You are certainly correct to point out the connection between energy sources and economic health, Faterider.  When energy is cheap and abundant, relative to other commodities, economic growth is very likely; when it's expensive and scarce, economic growth will indeed be strangled.  This fact was missing in the article's analysis.

I wasn't intending to cataglog every deficiency of the article's analysis, but to focus on two that I thought it ignored.  You've identified a third, and it's a big one.

The only quibble I might advance against your argument is rather minor and arguable. 

It's not quite clear to me that biotech, in the net, will demand energy at all.  It may become a net source of energy - or a way completely around the old energy-intensive industrial processes.

To illustrate how this might be so, imagine a hypothetical bioorganism which has been engineered to convert a diet of raw carbohydrates and cellulose to fuel without any industrial steps at all.  (Imagine a cow-like creature who doesn't fart methane, but instead excretes a liquid carbon-based fuel which can be collected in a bag tied onto its rump.)  There would be no cracking/refining plants, as you need with fossil fuels.  (This is a highly speculative scenario, but it's difficult, today, to say it's impossible.

A biotechnology like that might reduce our energy infrastructure costs while increasing the supply of ready-to-use liquid fuels.

Biotech labs don't consume very much energy compared to the old industrial infrastructure, and it could be a game changer when it comes to energy availability and expense to the rest of our society.
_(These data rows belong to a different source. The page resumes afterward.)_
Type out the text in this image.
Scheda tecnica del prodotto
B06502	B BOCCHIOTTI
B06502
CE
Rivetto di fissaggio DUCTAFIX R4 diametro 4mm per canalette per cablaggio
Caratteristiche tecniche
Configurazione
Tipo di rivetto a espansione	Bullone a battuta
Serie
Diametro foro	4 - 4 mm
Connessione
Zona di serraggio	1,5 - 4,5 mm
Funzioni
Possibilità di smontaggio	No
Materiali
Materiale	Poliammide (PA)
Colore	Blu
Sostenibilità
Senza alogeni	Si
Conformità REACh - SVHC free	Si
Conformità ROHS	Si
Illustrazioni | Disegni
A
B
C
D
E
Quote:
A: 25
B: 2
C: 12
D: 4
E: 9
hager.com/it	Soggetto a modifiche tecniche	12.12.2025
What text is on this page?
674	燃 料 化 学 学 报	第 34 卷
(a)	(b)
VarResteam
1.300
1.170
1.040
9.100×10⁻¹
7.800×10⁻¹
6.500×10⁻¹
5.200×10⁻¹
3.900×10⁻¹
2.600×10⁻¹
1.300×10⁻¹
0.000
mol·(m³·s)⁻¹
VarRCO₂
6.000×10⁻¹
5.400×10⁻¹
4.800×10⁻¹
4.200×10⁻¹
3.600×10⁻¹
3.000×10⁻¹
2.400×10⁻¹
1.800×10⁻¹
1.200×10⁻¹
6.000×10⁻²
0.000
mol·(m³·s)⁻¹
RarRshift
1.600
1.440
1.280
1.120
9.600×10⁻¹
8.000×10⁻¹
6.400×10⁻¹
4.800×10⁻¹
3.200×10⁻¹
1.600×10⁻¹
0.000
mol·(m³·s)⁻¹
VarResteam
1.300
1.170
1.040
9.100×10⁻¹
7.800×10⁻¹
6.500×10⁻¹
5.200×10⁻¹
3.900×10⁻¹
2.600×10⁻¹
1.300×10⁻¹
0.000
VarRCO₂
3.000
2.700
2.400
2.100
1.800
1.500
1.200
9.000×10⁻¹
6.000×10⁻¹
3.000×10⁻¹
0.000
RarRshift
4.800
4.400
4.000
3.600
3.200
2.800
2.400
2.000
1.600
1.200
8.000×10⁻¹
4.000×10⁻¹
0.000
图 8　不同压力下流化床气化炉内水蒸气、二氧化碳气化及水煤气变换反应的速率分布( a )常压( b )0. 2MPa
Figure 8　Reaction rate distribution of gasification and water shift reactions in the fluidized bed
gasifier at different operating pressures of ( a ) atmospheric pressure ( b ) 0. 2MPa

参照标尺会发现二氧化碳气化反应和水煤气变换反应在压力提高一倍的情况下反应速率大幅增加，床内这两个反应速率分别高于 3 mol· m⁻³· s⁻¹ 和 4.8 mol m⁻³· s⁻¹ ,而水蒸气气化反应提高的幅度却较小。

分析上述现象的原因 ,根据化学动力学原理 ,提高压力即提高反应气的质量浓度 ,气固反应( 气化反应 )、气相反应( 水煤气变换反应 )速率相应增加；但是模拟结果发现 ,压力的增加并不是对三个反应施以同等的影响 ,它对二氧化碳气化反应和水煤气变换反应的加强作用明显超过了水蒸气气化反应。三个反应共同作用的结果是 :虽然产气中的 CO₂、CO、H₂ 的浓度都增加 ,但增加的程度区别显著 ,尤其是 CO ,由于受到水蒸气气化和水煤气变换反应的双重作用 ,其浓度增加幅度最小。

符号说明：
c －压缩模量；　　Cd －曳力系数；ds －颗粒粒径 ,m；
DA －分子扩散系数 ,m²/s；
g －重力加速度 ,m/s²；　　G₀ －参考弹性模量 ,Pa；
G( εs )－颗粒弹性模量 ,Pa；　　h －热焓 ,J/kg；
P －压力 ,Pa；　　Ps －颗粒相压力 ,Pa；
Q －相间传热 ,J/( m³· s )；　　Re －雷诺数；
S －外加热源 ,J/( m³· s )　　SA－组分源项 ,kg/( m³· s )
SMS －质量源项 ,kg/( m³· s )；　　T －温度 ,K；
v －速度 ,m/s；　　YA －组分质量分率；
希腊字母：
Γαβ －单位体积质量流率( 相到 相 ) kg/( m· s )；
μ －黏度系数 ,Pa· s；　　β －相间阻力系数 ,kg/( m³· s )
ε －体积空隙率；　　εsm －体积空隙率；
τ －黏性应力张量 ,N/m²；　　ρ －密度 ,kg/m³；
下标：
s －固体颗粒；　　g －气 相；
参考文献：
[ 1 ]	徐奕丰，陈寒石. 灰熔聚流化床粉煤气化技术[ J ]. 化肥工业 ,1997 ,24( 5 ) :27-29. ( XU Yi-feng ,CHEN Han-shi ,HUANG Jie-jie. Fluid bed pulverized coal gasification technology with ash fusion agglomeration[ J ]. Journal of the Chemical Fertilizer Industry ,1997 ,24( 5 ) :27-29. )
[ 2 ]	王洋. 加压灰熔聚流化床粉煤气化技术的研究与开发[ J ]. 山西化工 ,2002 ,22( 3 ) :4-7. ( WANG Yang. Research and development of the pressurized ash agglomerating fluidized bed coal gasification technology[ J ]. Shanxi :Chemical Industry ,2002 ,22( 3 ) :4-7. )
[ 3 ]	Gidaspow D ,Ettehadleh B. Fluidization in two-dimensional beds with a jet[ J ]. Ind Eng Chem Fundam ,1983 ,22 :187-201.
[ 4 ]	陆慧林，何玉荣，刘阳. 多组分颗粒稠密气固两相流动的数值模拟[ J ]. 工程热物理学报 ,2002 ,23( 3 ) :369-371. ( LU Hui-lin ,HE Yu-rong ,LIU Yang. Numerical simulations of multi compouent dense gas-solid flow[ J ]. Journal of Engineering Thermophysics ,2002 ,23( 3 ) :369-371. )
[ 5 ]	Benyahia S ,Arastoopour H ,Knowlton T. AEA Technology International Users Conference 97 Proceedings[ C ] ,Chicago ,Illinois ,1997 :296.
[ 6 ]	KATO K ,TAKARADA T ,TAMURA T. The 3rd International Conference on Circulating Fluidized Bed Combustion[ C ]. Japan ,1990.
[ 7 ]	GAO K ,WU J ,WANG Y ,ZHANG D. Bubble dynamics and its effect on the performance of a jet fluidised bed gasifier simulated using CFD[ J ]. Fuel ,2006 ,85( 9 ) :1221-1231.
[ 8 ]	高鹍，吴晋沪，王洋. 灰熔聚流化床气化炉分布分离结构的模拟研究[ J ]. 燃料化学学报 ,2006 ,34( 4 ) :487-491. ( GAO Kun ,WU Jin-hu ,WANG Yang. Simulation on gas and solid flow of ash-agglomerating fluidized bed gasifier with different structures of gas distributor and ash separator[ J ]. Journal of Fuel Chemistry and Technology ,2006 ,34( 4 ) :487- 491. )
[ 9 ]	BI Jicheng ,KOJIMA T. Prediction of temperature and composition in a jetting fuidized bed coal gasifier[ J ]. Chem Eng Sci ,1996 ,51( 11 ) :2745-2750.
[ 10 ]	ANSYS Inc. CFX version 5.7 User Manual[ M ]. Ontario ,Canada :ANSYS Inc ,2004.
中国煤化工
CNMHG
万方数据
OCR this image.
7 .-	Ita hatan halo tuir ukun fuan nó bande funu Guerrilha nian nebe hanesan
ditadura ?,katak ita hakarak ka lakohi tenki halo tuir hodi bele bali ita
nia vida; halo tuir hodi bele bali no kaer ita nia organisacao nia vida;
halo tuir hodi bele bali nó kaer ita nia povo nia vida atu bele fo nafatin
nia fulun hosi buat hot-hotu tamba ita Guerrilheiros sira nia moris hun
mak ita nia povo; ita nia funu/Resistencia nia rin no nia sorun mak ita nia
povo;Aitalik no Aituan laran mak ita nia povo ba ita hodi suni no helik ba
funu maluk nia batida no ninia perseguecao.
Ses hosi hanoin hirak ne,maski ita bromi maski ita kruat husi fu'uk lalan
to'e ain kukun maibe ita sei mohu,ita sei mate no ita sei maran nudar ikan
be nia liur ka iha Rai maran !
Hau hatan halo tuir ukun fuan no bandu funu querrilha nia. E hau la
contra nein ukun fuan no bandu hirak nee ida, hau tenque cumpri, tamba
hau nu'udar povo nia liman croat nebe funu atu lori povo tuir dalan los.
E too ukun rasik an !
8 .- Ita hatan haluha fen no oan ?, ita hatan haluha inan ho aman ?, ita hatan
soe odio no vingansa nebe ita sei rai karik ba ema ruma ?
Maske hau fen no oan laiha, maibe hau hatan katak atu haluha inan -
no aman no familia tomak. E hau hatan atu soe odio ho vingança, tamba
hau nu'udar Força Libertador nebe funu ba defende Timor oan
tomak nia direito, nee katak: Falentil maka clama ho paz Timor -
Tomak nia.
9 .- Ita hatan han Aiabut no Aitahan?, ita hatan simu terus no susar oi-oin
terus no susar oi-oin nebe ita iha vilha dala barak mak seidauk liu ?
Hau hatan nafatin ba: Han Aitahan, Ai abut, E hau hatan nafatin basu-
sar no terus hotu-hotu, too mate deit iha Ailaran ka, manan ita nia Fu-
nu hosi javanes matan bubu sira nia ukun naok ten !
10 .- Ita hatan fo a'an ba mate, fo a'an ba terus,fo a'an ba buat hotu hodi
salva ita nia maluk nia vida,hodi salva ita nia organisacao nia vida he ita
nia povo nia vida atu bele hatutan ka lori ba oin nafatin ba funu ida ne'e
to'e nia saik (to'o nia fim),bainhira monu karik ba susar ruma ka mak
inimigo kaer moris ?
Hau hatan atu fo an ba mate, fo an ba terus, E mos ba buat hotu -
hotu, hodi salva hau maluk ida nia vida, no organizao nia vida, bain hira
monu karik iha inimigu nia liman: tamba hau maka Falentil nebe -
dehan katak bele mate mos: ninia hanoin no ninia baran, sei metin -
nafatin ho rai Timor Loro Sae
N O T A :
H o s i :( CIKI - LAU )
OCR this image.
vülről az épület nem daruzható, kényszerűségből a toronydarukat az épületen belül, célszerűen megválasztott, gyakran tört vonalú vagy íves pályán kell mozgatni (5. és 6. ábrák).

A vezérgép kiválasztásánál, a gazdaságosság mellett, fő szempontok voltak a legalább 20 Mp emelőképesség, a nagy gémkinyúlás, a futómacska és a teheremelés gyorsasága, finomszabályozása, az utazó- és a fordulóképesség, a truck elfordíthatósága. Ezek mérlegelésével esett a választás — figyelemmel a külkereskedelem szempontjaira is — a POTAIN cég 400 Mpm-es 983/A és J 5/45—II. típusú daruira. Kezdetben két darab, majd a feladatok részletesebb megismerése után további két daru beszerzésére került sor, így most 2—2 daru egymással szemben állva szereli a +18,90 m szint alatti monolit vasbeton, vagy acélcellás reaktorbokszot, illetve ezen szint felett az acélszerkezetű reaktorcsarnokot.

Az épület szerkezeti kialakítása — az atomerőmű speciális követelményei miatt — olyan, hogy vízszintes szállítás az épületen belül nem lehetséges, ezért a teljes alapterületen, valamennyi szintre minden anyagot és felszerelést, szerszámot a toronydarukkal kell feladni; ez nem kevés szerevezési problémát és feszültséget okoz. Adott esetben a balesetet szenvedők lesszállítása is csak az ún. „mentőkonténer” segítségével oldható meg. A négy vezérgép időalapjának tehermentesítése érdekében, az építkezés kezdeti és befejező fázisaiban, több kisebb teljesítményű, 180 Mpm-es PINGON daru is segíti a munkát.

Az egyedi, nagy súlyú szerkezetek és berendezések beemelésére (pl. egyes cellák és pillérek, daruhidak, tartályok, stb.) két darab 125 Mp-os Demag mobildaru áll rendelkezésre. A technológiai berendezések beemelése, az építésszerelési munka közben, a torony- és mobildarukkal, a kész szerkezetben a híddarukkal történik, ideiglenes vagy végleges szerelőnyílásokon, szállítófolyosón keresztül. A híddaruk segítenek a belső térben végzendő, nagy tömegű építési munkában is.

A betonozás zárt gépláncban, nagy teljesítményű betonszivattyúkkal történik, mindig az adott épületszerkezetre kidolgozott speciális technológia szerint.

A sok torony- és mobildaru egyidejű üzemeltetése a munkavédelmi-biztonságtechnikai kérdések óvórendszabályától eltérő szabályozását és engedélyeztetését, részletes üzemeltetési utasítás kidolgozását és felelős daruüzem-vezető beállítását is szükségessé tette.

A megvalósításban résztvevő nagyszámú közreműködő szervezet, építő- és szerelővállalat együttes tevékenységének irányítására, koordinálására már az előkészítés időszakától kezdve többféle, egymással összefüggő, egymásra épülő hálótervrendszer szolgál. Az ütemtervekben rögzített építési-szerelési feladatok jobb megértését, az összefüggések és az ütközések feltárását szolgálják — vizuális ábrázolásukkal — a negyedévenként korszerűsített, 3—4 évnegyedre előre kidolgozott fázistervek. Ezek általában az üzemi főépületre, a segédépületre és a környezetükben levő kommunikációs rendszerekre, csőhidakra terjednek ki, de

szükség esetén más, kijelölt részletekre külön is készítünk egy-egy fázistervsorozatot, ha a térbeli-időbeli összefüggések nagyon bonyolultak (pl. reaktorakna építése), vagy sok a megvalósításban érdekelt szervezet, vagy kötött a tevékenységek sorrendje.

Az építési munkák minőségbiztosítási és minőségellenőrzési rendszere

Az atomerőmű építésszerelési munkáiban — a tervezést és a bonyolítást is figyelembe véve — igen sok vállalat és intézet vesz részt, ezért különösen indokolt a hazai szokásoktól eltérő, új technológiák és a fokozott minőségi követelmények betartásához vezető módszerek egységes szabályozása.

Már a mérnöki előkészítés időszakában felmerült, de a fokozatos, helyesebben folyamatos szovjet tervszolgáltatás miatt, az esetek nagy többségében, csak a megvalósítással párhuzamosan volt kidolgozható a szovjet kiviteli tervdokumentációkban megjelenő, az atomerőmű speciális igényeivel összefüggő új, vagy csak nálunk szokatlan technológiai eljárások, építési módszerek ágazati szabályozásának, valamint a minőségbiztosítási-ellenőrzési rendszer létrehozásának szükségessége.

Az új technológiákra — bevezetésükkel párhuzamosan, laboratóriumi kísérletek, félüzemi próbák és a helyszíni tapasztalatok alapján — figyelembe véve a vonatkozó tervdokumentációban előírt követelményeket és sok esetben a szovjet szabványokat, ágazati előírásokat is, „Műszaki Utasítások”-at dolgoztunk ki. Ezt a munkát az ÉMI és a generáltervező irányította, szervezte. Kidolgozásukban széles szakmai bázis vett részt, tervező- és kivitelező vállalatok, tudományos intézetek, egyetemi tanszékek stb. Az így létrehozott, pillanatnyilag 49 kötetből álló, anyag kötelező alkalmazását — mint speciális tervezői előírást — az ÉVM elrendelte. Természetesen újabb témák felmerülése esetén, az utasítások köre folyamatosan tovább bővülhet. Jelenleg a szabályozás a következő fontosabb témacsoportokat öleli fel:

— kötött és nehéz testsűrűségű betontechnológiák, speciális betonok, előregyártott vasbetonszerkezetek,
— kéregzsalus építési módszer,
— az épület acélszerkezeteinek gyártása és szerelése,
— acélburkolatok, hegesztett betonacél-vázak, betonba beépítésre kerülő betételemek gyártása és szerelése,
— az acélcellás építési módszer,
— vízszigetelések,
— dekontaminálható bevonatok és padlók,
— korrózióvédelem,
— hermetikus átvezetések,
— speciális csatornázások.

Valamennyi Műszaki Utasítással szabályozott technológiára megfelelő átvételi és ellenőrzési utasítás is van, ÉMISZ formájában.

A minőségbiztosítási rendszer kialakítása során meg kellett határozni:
But the point is speculative; nobody has any applications like that ready to bring to market.

frankspeaking
frankspeaking

 how about some acknowledgement next time you lift an idea and specific language next time

urgelt
urgelt

You accuse me of stealing someone's specific words, but you haven't said whose specific words I've stolen.

I categorically deny stealing anyone's words.  I composed these thoughts myself.

It's certainly true that I am not the only one writing observations about these trends.  Ideas flow freely from mind to mind on the internet, as they should.  But I haven't copied and pasted, or even paraphrased a specific source.  These words are my own.